В нашей пакостной юдоли
Не сыскать мне лучшей роли,
И у дьявола в неволе
Закисать нам, господа.
Навсегда мне рай заказан —
Слишком к тлену я привязан:
Что за жизнь без потасовок!
Что за вера без хулы!
При моём-то несваренье
Где мне в райские селенья!
Не гожусь для воспаренья —
Слишком крылья тяжелы.
У подземного Харлама
Заплюют меня, как хама,
Ах ты, Ванька, мол, чумазый,
Пошехонская свинья!..
И пойдёт такое, братцы,
Что ни в целости, ни вкратце
Не гожусь ни в ваши святцы,
Ни в парнасские князья.
В нашей пакостной юдоли
Слишком много всякой боли —
Стоном стонет вся планета,
Вся-то матерь наша Русь!
Как же тут не огрызаться?
Даже с тёщей буду драться!
Даже к тёщиной закуске
Тут же задом повернусь!
Даже ради очищенья
Не пойду на всепрощенье:
Зуб за зуб, за око — око!
Умирать так умирать:
С нашей родиной державной!
С нашей чаркой достославной!
А что будет там за гробом —
И потом смогу узнать.
Пусть я Господом наказан,
Но и с чёртом ведь не связан.
Эх вы, братцы-ленинградцы!
Сталинградские орлы!
Не гожусь я для смиренья,
Не гожусь для воскуренья…
Ах, простите, извините —
Слишком слёзы тяжелы.
1993
С одною думой непостижной
Смотрю на твой спокойный лик.
С. Есенин
Сколько прожитых снов! Сколько звездного шума!

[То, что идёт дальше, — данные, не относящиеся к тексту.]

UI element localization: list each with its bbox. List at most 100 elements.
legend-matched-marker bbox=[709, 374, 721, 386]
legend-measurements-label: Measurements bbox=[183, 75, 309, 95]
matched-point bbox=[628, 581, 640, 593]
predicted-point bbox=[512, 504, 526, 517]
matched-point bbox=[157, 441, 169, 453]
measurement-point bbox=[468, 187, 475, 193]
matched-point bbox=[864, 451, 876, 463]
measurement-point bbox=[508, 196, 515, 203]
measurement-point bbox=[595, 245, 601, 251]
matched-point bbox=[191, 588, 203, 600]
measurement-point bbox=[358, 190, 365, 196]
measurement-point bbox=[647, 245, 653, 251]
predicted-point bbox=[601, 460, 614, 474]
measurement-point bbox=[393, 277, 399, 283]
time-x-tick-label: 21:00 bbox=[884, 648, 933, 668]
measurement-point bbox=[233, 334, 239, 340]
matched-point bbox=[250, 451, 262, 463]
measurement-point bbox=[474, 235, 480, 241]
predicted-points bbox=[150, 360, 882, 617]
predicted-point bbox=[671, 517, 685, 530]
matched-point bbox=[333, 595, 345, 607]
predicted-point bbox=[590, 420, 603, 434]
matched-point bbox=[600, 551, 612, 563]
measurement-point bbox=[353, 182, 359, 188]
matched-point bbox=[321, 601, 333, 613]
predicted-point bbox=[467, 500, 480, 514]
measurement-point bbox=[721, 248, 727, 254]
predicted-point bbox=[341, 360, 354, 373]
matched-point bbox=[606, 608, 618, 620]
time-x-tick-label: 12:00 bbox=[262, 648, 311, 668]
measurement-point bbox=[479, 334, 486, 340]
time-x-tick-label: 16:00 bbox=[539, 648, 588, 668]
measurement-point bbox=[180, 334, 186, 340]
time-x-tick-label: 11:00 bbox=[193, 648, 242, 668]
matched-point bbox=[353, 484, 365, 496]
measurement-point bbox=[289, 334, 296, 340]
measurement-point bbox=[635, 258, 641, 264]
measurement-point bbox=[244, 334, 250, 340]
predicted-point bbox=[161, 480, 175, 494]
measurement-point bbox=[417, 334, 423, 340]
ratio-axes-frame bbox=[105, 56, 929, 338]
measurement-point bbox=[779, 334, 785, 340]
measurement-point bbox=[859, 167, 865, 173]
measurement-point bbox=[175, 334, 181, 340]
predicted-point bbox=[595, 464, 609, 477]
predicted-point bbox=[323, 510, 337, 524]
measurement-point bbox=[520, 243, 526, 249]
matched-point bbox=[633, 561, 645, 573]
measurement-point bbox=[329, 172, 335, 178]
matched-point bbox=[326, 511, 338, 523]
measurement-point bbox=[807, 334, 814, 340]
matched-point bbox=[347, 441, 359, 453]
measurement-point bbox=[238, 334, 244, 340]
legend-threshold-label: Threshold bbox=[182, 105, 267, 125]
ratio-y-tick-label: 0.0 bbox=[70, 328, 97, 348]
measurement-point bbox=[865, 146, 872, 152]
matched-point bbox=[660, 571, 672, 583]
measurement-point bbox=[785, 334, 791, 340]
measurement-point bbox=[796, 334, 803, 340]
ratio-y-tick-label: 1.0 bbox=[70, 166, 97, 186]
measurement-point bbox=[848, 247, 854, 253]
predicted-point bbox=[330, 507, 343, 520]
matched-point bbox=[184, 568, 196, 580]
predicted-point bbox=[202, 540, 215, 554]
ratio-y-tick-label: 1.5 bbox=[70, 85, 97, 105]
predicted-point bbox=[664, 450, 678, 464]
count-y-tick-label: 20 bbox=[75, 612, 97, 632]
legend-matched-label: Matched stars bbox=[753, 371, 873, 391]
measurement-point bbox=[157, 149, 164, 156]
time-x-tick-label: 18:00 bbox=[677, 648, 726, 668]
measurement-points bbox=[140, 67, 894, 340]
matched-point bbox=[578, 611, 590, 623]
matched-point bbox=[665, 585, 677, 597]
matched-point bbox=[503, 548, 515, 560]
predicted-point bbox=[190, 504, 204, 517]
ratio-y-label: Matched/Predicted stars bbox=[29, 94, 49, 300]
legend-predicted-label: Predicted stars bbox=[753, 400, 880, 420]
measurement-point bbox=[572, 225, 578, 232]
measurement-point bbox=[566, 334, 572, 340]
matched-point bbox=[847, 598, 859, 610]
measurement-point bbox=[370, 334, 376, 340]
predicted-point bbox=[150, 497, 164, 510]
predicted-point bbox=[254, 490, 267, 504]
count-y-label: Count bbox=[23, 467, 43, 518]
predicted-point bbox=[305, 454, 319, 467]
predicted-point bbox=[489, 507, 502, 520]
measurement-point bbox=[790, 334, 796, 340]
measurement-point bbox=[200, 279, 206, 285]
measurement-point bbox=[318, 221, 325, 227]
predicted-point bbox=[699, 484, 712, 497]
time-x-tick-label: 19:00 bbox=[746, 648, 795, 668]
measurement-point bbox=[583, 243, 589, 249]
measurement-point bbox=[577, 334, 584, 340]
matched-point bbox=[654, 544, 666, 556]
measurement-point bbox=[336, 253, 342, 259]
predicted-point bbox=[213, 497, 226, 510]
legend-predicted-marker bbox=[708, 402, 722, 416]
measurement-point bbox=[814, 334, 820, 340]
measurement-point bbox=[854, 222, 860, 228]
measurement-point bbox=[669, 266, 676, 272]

Сколько весен и зим на плечах!
А со мною все та ж непостижная дума
И все те же виденья в ночах.
И все так же свеча над бессонной страницей
Догорает в моей конуре…
И цветешь ты во мне луговою зарницей
И цветком, что весной на дворе.
И опять ухожу я к ракитам далеким
И к далеким мостам полевым,
Чтобы вновь прокричать журавлем одиноким
Над великим простором твоим.
Прокурлычу — и вновь не услышу ответа
И поникну печальным крылом.
Только снова под пологом лунного света
Застучишь ты в лесу топором.
Узнаю тебя, Русь. И не буду в обиде.
И свой подвиг свершу, как смогу.
И пускай той ракитой в осенней хламиде
Загрущу я в пустынном лугу.
И склонюсь под железом высокою рожью,
И сорокой скакну у ручья.
Ты — единый мой свет на моем раздорожье
И единая пристань моя.
И вернусь я к своей одинокой светлице
Никому не известной тропой…
И летит моя дума — полночная птица, —
И роняет перо над тобой.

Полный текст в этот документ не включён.